Prepping for Cobb and Co

Col Anderson building endurance for trail riding with horses Bailey, the ‘left wheel’, and Mr BoJangles (right wheel). Picture: JACOB HAYDEN

Grantham wagon rider Col Anderson is training her two horses, Bailey and Mr BoJangles, for something very special.

Col is participating in the Cobb and Co 100th anniversary 80km ride from Surat to Yuleba in late August, 2024.

The festival celebrates the anniversary of the last Cobb and Co mail coach service in Australia, and participating in this bucket list event requires a lot of preparation.

“They start at Surat and do 40km and have a big party in a paddock, then they go another 37km into Yuleba and there’s a parade in town,” she said.

“It’s a long trek and the horses need to be really fit, and since mine are only paddock lizards all they do is munch around and eat grass.”

Col explained the old mail trail was broken up into 10km treks.

“Originally they’d have a Cobb and Co change station, only a little building, and there they would have the horses which would stay until the next coach came,” she said.

“You’d pick up, drop off, so there’s always a fresh team of horses.

“That’s why the towns here are 10km apart, because we are the original Cobb and Co mail route.”

The 100th anniversary festival will re-enact this practice, with horses pulling a coach currently sitting in the museum in Surat.

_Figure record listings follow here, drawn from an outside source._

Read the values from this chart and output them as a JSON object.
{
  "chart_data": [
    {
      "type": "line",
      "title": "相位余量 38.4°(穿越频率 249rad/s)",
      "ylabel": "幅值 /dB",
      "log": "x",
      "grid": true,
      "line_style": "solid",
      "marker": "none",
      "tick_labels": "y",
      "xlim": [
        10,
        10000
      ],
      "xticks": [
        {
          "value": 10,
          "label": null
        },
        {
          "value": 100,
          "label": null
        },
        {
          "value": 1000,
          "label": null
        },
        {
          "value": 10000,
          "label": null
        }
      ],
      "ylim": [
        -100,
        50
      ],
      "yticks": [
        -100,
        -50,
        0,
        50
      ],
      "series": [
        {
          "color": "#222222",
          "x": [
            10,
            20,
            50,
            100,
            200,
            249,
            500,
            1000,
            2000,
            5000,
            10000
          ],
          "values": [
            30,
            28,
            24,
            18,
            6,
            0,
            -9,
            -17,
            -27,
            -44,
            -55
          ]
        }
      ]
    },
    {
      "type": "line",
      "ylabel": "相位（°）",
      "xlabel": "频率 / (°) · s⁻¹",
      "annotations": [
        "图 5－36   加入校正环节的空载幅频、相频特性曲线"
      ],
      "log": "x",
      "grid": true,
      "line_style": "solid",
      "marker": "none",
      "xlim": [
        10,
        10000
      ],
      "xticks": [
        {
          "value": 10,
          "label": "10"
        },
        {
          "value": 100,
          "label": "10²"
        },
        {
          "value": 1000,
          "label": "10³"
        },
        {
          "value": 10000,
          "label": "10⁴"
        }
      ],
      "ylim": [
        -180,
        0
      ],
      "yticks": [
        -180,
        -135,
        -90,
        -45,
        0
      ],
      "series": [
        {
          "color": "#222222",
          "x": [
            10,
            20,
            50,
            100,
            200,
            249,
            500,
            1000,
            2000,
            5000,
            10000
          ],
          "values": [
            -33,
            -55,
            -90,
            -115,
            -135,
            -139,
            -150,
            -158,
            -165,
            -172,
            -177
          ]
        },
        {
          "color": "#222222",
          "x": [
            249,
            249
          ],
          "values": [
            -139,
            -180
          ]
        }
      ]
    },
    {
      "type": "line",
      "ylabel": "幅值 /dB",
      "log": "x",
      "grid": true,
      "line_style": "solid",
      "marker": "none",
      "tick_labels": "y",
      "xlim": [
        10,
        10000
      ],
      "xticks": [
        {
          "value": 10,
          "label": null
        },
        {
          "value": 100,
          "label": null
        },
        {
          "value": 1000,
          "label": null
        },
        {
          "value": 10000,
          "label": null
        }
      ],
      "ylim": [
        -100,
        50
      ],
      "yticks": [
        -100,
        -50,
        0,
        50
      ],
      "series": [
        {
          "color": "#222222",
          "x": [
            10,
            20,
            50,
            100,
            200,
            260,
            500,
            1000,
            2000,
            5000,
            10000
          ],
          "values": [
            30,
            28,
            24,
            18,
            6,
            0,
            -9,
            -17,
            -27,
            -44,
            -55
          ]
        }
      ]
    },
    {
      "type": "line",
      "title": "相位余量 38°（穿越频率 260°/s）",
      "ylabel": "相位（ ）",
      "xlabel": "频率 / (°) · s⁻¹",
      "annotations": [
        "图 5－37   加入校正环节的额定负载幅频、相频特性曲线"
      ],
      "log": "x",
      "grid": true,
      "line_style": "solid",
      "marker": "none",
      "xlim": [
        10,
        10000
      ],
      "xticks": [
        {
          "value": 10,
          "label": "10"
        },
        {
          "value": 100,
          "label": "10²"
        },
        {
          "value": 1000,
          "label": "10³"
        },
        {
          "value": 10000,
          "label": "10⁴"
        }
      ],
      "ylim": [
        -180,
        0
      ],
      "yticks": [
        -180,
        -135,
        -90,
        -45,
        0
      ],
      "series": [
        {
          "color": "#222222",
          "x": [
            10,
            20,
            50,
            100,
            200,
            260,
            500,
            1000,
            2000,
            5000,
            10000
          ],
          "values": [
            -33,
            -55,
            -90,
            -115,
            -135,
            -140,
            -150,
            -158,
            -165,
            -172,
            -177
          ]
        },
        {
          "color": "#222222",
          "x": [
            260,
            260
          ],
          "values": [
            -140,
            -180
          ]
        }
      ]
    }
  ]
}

“They pull it out every five years to do this run, and they change the horses every 10km like the original trail,” Col said.

“But me and my horses are planning on doing the whole 80km.”

Col, Bailey and Mr BoJangles are building their endurance with hikes every Tuesday and Thursday around the Lockyer Valley.

“My goal is to get 20km from home and then turn around and come back so we can get the 40km done in one day,” Col said.

“They’ve got to work slowly to build up those kilometres.

“Once they’re up to the 20km pace I’ll pull out my postie wagon and start getting them to pull that so they’re used to the weight as well.”

Col recently purchased the original Jimboomba Royal Mail Wagonette at the Meadowbank Museum, which was in service between 1890 and 1915 and decommissioned when the railway line came through.

She has since replaced its brakes and wheels, and sanded and painted the wagon with the original sign re-stencilled on.

Col said the Grantham and surrounding community has been very supportive of her.

“It’s taken a few years to get there,” she said.

“I remember one year, some idiot yelled out the window ‘pay your rego’ right in the horses ear as we’re going down a hill.”

Col and fellow horse trainer Ron Roman advised people to familiarise themselves with road rules concerning horses, whether ridden or with carriages.

“What people don’t know is the law is that the horse has right of way,” Mr Roman said.

“If you put your hand up in the air like a stop sign, they’re supposed to stop.”

“If you agitate your arm, they’re supposed to turn their motor off as well,” Col said.

Col recommended slowing down to 10km/h when passing horses.

“The government’s educating people to slow down to 40 because they think 40’s safe, but if you’ve got a 40km/h car going past your horse that’s not very slow at all,” she said.

“I always give people a thumbs up when they’re doing the right thing because I really appreciate it.”

Col, Bailey and Mr BoJangles are slowly extending their journeys further from Col’s residence, beginning on Philps Road, Grantham.

Eventually, they will also travel Lawlers Road to Helidon, then Airforce Road and Lockyer Siding Road, before pushing on to Murphys Creek Road to reach the 20km mark.

If you see Col, Bailey and Bo on the road, make sure to slow down and say hi.